Sometimes resistivities are given as “µ” values. These are the resistivities of materials relative to that of still air which can be taken as 5 GN·s/(kg·m).

“A.L.” sent a link to this document with a description of the conversions involved. One which previously made the subject a bit clearer for me was Breathability In Buildings by Neil May.

# OSB

Another link “A.L.” sent was to the BBA Certificate for Norbord OSB/3 which I hadn't previously seen and which makes interesting reading (for a rather narrow definition of “interesting”).

In section 5 it gives two sets of µ values for OSB/3: 30 (wet cup), 50 (dry cup) as per BS EN 12524 : 2000 but also a table of experimental values found in accordance with BS EN ISO 12572 : 2001 (wet cup):

Panel thickness (mm) | Water resistance factor (µ) |
---|---|

9 | 219 |

15 | 147 |

23 | 107 |

This is getting really weird; µ values are supposed to be properties of the material and aren't supposed to change with thickness. Presumably there's something a bit odd going on so that simple multiplication of the resistivity by the thickness doesn't give the actual resistance of the layer. “A.L.” speculates briefly in passing that there's some sort of surface effect causing this. I think he's probably right though it does seem a bit odd.
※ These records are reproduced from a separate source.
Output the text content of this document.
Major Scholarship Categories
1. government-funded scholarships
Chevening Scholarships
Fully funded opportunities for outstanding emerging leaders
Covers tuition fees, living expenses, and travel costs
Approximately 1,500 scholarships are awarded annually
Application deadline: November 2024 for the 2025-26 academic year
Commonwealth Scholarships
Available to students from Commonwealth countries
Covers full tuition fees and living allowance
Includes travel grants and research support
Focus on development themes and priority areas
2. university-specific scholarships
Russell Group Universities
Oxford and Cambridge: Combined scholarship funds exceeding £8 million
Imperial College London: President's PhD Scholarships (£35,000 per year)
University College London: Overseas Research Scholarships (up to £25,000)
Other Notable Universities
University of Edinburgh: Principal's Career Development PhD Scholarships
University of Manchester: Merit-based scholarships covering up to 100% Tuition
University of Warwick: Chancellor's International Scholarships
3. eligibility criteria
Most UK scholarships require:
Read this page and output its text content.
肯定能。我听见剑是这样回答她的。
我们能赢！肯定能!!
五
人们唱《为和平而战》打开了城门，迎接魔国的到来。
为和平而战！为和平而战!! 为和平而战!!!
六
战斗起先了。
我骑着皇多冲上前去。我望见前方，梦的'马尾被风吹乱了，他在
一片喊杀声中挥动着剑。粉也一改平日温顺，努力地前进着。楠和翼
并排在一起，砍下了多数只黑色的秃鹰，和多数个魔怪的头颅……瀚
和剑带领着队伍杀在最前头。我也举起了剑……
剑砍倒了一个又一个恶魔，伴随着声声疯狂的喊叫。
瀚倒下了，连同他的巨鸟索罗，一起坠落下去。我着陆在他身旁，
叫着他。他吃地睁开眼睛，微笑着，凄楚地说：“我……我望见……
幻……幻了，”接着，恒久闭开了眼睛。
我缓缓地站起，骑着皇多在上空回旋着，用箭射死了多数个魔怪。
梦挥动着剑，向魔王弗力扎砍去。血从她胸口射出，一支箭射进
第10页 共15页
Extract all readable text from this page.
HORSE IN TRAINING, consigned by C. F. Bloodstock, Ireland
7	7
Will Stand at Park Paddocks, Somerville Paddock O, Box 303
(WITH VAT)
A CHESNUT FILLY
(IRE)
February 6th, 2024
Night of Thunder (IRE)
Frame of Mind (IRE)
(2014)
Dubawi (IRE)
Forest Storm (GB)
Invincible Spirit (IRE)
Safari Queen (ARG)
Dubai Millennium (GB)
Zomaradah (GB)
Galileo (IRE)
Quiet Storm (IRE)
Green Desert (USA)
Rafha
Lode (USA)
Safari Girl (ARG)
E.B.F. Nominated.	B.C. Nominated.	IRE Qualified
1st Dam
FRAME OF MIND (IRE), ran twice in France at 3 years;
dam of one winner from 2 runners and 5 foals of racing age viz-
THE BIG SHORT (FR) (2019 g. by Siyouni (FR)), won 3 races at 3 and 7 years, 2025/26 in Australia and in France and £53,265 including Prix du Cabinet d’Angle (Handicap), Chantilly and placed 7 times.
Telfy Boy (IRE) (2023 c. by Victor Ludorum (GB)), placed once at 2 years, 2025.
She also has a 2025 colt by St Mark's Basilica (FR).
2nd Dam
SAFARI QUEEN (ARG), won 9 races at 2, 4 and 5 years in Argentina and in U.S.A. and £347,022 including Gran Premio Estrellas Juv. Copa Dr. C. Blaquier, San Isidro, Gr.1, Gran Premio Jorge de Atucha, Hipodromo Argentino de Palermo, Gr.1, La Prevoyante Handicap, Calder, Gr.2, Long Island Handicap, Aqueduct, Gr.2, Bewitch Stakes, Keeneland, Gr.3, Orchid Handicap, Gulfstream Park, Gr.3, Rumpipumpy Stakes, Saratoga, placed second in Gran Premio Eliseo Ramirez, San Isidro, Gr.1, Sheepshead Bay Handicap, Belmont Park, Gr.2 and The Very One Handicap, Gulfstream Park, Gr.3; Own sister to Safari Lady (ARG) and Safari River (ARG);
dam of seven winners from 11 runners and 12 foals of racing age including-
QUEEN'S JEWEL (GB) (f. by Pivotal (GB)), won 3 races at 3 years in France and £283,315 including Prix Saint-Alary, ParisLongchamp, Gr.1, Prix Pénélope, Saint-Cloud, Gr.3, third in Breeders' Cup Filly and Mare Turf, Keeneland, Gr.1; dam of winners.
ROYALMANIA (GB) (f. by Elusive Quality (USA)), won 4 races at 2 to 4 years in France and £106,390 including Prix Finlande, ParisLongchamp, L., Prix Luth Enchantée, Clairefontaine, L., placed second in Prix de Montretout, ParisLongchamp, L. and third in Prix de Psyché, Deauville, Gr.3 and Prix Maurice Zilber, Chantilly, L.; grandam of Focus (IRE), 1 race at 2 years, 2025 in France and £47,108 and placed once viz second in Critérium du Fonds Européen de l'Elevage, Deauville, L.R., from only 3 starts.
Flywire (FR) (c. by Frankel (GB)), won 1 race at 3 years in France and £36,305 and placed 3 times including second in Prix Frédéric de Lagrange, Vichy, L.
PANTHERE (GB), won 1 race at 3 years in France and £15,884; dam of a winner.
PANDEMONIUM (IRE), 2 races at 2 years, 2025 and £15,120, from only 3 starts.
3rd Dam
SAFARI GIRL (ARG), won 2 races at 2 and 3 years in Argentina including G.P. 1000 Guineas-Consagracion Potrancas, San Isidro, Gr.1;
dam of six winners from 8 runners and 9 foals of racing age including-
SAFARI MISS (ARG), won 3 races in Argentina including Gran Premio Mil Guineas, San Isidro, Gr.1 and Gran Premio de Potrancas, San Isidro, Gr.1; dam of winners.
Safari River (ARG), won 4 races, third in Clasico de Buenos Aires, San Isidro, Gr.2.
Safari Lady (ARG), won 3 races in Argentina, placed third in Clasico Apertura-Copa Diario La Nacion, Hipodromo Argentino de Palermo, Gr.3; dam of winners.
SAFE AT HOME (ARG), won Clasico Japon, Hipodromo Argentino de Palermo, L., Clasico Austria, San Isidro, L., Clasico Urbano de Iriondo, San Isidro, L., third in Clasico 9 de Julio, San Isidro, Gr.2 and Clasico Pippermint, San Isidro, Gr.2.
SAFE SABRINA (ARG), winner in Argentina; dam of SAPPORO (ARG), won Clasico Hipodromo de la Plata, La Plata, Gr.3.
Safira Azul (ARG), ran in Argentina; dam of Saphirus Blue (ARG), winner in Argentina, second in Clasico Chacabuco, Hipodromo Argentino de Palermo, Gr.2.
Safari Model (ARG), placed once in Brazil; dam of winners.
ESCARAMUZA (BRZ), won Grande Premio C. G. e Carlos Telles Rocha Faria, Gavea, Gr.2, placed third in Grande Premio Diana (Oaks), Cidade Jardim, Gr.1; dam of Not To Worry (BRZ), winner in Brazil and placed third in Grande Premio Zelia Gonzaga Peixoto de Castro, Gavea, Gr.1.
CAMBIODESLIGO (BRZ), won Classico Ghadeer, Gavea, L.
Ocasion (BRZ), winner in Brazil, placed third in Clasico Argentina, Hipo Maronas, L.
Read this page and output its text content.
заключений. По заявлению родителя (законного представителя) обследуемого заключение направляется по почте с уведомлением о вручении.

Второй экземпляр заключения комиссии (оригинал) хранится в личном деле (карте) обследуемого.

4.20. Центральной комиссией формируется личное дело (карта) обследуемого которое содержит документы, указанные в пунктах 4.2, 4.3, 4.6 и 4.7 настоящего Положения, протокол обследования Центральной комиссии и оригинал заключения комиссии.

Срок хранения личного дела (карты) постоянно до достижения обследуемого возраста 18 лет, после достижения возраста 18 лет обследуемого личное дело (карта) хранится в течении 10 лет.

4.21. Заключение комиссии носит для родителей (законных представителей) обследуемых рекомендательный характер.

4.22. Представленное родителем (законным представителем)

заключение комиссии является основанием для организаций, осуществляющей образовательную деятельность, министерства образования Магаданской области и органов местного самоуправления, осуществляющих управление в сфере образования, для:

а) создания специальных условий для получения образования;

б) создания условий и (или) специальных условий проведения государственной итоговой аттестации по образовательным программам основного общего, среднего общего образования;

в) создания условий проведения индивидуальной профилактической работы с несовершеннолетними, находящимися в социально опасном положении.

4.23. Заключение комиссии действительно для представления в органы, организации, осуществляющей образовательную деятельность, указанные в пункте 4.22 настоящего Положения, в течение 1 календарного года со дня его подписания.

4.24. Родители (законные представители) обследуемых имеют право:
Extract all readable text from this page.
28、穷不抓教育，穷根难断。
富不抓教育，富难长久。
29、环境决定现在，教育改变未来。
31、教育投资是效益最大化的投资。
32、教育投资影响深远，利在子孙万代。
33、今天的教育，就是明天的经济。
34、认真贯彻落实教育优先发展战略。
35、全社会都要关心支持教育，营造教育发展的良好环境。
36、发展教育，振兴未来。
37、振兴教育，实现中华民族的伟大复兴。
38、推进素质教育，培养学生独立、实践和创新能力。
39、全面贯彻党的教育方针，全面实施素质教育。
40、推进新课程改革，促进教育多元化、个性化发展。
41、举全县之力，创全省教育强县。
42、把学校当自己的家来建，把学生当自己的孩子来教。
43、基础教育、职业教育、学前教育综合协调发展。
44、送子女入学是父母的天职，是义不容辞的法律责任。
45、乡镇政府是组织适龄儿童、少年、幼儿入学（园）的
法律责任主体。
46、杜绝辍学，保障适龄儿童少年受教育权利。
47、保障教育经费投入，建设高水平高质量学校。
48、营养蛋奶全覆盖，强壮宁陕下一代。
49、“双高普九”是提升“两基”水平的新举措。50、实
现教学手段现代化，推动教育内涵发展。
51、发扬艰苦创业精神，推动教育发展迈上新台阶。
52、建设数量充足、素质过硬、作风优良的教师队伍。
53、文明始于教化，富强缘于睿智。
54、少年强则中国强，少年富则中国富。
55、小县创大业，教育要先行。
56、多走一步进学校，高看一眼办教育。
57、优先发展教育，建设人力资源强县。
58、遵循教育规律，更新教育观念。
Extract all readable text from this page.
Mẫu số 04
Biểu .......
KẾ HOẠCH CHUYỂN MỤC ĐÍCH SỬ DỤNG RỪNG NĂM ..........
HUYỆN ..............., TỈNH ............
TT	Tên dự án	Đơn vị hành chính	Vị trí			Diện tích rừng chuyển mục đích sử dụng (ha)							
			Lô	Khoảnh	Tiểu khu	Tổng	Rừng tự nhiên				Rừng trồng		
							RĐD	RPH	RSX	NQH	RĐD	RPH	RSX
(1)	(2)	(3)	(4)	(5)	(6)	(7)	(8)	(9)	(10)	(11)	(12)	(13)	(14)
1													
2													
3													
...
If we take these µ values at face value then multiplying them by the thickness of the panels gives us the thickness of a layer of still air with the equivalent resistance. Multiplying that by the resistivity of still air (5 GN·s/(kg·m)) gives us the resistance of the panel:

Thickness (mm) | µ | Equiv. air | Resistance |
---|---|---|---|

(mm) | - | (m) | (GN·s/kg) |

9 | 219 | 1.971 | 9.85 |

15 | 147 | 2.205 | 11.025 |

23 | 107 | 2.461 | 12.305 |

Doing a rough fit to these numbers gives an approximate formula:

*R* = (8.3 + 0.175·*t*) GN·s/kg

where *R* is the resistance of a layer of OSB and *t*
is its thickness in millimetres.

In other words, the relationship between thickness and vapour resistance looks to be roughly linear but not proportional; the intercept on the y-axis is not zero and is actually a significant proportion of the resistance provided by layers of typical thicknesses used in building.

The coefficient of the thickness term in this formula (0.175 GN·s/kg·mm or 175 GN·s/kg·m) corresponds to a µ value of 175 / 5 = 35. This is in reasonable agreement with the BS EN 12524 : 2000 wet cup µ value of 30.

I think this constant offset probably accounts for a large part of the wide range of resistivities quoted for OSB (e.g., 100 to 300 given by Neil May in the paper linked above).

[Update: 2014-08-30: turns out I'm not the only one who finds OSB and water vapour puzzling, somebody's done a PhD on the subject.]